The goal: Every day, one new thought, some of which I will even post.

Day 1: Passion ebbs and flows, comes and goes, throws cool out the moving window. One deep breath was all I needed to know it's ebbing my way. The autumn of Steve. Finally.

Maybe it was a trek back to the campus of Gloucester County Community College, site of many meaningless cross-country meets that unmanned me in high school, that dusted off some familiar emotions tonight.

The charm of a school that boasts nothing is its welcomeness. Come, go, loiter, whatever; it's cool. It's like a friend – a friend who will probably never help me advance professionally, but one who will always be there. Why? Because he’s not going anywhere. Oh.

Compare a walk through a community college with that of a four-year school: no eyeballing by security; no brochure pushing by soapbox psychos; no professing of a higher degree by professors; and much less hamming by acoustic Casanovas, I'm sure.

This was the big fish revisiting the small pond, the home it once so desperately sought escape from for reasons that now escape him. All it knows is that something has returned with its homecoming. In the back of its mind it knows that it’s no bigger, that any change in confidence is due to a change in atmosphere, but as long as the thought stays back, it can live with that. Why? Because it's a fucking fish. Oh.

I was thinking about none of this when strapping on my running shoes tonight. I also wore black short shorts, a clip-on MP3 player and connecting earphones that hooked around the lobes. No shirt. After all, this wasn't Denny's or anything upscale.

The sun was a couple lullabies – or whatever – from fully setting and it only got darker once in the wooded trails. (Because night is arriving and I'm running in the shade. Keep up.) The seven-mile course is comprised of a few memorable stretches: three rolling trails disjointed by roads; one abandoned railroad; another trail; and one paved right angle back to my car. I feel like you should know this.

It was tough to see in Trail 1, nearly impossible by Trail 3 (Mile 3.5). Despite squinting worse than most moles, I always believed I could see in the dark, not in the infrared night-vision sense, but more like in a superhuman way to anticipate – and to adjust to – new landscape flying by at a lightning fast 8 mph. Blind at day, visually impaired at night. This was my gift, surely courtesy of some radioactive spider.

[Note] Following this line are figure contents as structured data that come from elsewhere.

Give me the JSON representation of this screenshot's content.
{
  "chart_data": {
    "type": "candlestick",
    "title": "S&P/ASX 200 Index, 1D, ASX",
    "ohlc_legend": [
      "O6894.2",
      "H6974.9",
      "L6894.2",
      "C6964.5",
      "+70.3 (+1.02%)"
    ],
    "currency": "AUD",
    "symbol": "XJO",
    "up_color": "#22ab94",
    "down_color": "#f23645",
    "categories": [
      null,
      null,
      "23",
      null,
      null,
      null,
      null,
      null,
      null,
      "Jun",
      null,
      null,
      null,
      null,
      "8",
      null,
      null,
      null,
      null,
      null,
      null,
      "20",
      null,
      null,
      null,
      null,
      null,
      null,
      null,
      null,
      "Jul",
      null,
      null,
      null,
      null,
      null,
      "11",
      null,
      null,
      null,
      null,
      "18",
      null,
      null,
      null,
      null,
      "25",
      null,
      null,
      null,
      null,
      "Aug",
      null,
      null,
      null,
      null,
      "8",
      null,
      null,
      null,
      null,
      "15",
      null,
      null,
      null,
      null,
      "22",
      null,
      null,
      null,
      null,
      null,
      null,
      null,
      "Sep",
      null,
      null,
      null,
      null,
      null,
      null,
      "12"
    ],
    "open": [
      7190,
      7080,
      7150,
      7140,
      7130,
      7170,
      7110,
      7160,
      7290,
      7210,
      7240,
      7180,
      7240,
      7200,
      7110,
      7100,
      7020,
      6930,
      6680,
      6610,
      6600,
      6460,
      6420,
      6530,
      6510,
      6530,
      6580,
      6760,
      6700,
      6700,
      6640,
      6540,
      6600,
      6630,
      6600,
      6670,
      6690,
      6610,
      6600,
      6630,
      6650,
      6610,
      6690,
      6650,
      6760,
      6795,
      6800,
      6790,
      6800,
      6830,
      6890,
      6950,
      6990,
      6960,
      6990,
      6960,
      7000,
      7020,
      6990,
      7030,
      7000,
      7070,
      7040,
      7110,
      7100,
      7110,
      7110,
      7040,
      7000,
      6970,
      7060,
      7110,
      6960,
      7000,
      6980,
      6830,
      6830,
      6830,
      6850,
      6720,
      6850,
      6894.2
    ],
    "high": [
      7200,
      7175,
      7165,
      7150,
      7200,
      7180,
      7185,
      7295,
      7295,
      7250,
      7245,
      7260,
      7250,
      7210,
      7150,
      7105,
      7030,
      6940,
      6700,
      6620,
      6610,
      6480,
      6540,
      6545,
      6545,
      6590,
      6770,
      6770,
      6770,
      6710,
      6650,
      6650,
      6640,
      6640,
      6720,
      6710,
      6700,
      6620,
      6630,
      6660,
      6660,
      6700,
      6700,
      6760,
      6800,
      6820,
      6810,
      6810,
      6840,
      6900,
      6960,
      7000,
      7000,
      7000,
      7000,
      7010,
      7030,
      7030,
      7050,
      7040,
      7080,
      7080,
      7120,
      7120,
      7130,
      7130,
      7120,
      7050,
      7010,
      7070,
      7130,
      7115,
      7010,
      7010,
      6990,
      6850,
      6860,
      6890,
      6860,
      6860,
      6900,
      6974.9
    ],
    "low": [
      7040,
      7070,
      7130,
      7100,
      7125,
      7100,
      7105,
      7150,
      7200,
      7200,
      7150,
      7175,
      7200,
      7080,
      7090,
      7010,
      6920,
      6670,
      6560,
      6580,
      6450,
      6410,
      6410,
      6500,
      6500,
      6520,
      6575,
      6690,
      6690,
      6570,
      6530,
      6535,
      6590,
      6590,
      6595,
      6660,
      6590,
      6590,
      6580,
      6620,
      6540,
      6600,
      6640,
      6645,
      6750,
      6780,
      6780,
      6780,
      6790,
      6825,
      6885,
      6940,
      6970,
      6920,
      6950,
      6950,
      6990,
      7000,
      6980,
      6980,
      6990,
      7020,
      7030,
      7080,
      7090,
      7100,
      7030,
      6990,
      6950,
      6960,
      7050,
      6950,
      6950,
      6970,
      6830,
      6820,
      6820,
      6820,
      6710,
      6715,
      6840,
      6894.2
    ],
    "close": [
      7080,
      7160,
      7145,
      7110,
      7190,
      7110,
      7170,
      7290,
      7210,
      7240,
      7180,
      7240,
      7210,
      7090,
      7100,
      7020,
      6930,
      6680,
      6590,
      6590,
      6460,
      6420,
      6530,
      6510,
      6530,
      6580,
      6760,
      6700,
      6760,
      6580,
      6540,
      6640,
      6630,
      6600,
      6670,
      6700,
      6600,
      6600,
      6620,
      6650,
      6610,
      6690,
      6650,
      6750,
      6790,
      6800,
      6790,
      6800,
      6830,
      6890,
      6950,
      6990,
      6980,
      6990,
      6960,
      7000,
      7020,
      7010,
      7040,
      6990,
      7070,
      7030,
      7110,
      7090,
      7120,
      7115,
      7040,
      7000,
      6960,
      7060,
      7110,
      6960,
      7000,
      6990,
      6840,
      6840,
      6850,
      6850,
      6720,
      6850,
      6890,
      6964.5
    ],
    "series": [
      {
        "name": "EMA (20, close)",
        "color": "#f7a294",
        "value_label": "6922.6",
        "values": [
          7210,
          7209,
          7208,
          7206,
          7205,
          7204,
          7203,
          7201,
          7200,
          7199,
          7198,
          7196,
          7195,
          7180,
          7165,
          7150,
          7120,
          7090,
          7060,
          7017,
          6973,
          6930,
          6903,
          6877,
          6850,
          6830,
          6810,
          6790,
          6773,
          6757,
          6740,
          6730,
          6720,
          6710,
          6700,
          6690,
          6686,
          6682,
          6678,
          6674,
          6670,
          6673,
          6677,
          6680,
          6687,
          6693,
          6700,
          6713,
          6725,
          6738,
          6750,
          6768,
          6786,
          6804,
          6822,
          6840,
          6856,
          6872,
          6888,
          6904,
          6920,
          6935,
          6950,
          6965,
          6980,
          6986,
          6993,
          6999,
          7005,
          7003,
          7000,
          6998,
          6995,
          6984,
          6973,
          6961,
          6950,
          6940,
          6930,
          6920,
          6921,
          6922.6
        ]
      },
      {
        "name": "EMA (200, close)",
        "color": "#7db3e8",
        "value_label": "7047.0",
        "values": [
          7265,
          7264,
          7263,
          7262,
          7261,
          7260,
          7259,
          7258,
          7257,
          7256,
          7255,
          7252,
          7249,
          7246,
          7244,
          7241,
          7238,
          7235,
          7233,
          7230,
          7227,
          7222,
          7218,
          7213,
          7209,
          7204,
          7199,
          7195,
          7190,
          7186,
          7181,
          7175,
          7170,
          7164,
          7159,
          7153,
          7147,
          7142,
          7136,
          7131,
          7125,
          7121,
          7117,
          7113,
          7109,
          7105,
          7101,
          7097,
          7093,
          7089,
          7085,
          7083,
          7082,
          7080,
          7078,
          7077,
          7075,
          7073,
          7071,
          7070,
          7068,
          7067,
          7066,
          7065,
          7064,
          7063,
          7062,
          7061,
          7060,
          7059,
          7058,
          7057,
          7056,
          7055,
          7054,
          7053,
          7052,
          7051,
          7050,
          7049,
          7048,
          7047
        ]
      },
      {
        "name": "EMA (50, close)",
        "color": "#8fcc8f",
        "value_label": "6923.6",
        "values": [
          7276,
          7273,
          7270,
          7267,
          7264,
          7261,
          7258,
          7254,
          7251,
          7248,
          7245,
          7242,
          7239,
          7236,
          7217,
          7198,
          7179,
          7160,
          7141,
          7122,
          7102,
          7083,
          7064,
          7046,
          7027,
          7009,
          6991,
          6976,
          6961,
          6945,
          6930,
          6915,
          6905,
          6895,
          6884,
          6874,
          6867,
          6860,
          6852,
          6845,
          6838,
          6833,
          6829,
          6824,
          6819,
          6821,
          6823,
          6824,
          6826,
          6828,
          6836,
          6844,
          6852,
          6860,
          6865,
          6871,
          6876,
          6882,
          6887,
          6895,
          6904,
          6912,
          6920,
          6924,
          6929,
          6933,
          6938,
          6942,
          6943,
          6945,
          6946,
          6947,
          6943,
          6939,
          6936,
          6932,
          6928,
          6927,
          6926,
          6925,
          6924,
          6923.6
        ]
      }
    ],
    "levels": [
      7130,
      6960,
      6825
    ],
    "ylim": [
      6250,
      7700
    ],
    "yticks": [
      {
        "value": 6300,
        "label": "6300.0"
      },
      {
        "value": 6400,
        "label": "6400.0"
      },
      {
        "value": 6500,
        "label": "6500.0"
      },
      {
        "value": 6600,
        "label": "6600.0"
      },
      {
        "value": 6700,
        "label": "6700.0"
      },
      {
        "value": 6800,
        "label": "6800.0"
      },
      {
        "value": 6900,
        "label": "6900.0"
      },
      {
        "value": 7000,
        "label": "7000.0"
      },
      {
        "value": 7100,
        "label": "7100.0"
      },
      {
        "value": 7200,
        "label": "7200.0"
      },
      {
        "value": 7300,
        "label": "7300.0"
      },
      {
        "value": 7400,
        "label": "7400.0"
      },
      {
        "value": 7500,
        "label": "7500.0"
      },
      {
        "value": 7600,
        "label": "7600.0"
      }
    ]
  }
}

By the time I stepped off the railroad, about 8:30 p.m., the shades of pink, purple and orange had streaked themselves off the spherical blackboard. There were no answers given, only questions.

I thought about forest fires and whether there could be a scenario bleak enough to justify setting one. If hopeless and closer to death than any exit, no one – not even the charter president of GCC’s environmental club – could rule it out. And I hope he would strike the match if it meant finding a way out. I might feel another way when hearing it on the news the next day – “Residents of Sewell were left homeless Friday night after a fire set in the GCC woods engulfed the town,” – and I’d probably grab my pitchfork and join the witch hunt too, but for that moment of desperation, I’d understand. How could I blame him? I can’t fault someone for wanting to save himself.

I thought about old horror flicks and how every heroine chooses the deep, dark woods when fleeing the serial killer. And how nimbly they tiptoe around each ditch, root and cobweb before falling to Jason, Michael Myers or Michael Jackson. Promising humor, the thought instead backfired, ringing trite and painting me as a hack running from something as well. Scary.

It was about then when my vision got hazy. Veiled in darkness, the trees were moving, almost breathing, in my mind, only in my dark mind. I couldn’t explain it; the only mushrooms I eat come on pizza. Needing clarity, I turned off the music and my sight returned. It felt like paying a ransom. I imagine every deaf artist and blind musician must make a similar transaction.

Luckily, my neck stayed unbroken back to the empty college lot. Everything was in its right place. I could breathe easy then and there. I was finished.

1 comment:

ComePassion said...

day one of the new steve.

my new goal is to post one comment per day.

this post reflects the reflective steve wood, yet can still be deemed a fair representation of the steve-wood-flare that has made Wood so famous.